The Jones order directs the Postal Service to “treat all Election Mail as First-Class Mail or Priority Mail Express” and to provide the court a cost estimate for doing so;  to “pre-approve all overtime that has been or will be requested for the time period beginning October 26, 2020 and continuing through November 6, 2020”; and “submit to the Court a list of steps necessary to restore First-Class Mail and Marketing Mail on-time delivery scores to the highest score each respective class of mail has received in 2020.”

The Jones order also directs the Postal Service to submit a proposed memorandum to all USPS managerial staff (the “Guidance Memorandum”) that explains all USPS policy requirements concerning the treatment of Election Mail and that clarifies late and extra trips are not banned, do not require pre-approval, and will not result in disciplinary action.

Judge Morrero has also ordered the Postal Service to provide not only the same weekly updates on service performance that the USPS is providing Congress but also more detailed reports that disaggregate 2-day and 3-5 day service reports and include variance data showing how many days late the mail is.

These are the same detailed reports that, at my request, the Postal Regulatory Commission asked the Postal Service to provide.
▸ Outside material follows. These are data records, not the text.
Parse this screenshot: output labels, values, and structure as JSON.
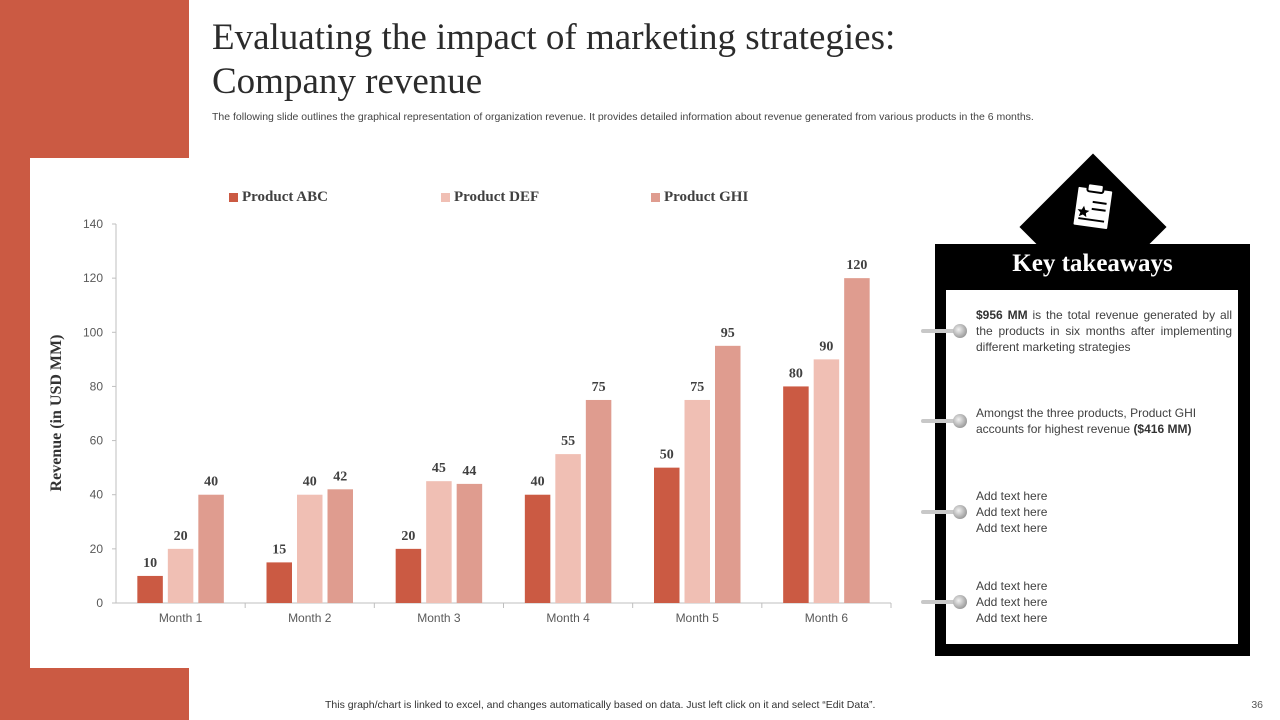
{
  "slide": {
    "title_line1": "Evaluating the impact of marketing strategies:",
    "title_line2": "Company revenue",
    "subtitle": "The following slide outlines the graphical representation of organization revenue. It provides detailed information about revenue generated from various products in the 6 months.",
    "footer": "This graph/chart is linked to excel,  and changes automatically based on data. Just left click on it and select “Edit Data”.",
    "page_number": "36"
  },
  "colors": {
    "brand": "#cb5a43",
    "series": [
      "#cb5a43",
      "#f0bfb4",
      "#df9c8f"
    ]
  },
  "chart_data": {
    "type": "bar",
    "title": "",
    "xlabel": "",
    "ylabel": "Revenue (in USD MM)",
    "categories": [
      "Month 1",
      "Month 2",
      "Month 3",
      "Month 4",
      "Month 5",
      "Month 6"
    ],
    "series": [
      {
        "name": "Product ABC",
        "values": [
          10,
          15,
          20,
          40,
          50,
          80
        ]
      },
      {
        "name": "Product DEF",
        "values": [
          20,
          40,
          45,
          55,
          75,
          90
        ]
      },
      {
        "name": "Product GHI",
        "values": [
          40,
          42,
          44,
          75,
          95,
          120
        ]
      }
    ],
    "ylim": [
      0,
      140
    ],
    "yticks": [
      0,
      20,
      40,
      60,
      80,
      100,
      120,
      140
    ],
    "legend": "top",
    "grid": false
  },
  "takeaways": {
    "heading": "Key takeaways",
    "icon": "clipboard-star-icon",
    "item1": {
      "bold": "$956 MM",
      "text": " is the total revenue  generated  by all the products in six months after implementing  different  marketing strategies"
    },
    "item2": {
      "text": "Amongst the three products, Product GHI accounts for highest revenue  ",
      "bold": "($416 MM)"
    },
    "item3": [
      "Add text here",
      "Add text here",
      "Add text here"
    ],
    "item4": [
      "Add text here",
      "Add text here",
      "Add text here"
    ]
  }
}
The Postal Service said that it would take 56 weeks to prepare such reports, and it failed to submit them by the deadline, Sept. 18. It will be interesting to see how the Commission responds to this failure and what the Postal Service does in response to Judge Morrero’s order to produce these reports.

As a side note, we’re happy to report that Mark Jamison, regular contributor to savethepostoffice.com, submitted oral and written testimony in Jones, and his comments are cited several times in Judge Morrero’s order.

In Richardson, the plaintiffs have filed a Reply in Further Support of Plaintiffs’ Motion for a Preliminary Injunction. The Reply frequently cites the order for a preliminary injunction in Washington, and concludes with a request for a “special master”: “The grave constitutional harm that will result from USPS’s failure to implement any changes ordered, along with the extremely short time in which USPS must implement those changes, requires supervision to ensure that it is done. Therefore, Plaintiffs request that the Court exercise its discretion to appoint a master to assist in the implementation of the Court’s orders.”

In Vote Forward, defendants DeJoy and USPS have submitted a Response to Plaintiffs’ Motion for Expedited Discovery, arguing that “expedited discovery would impose an undue burden on USPS as its key personnel are consumed with assessing and coordinating the agency’s compliance with the injunction” in Washington. The defendants also argue that there is already a “wealth of available, relevant evidence” from the other cases so that additional expedited discovery would be duplicative and burdensome.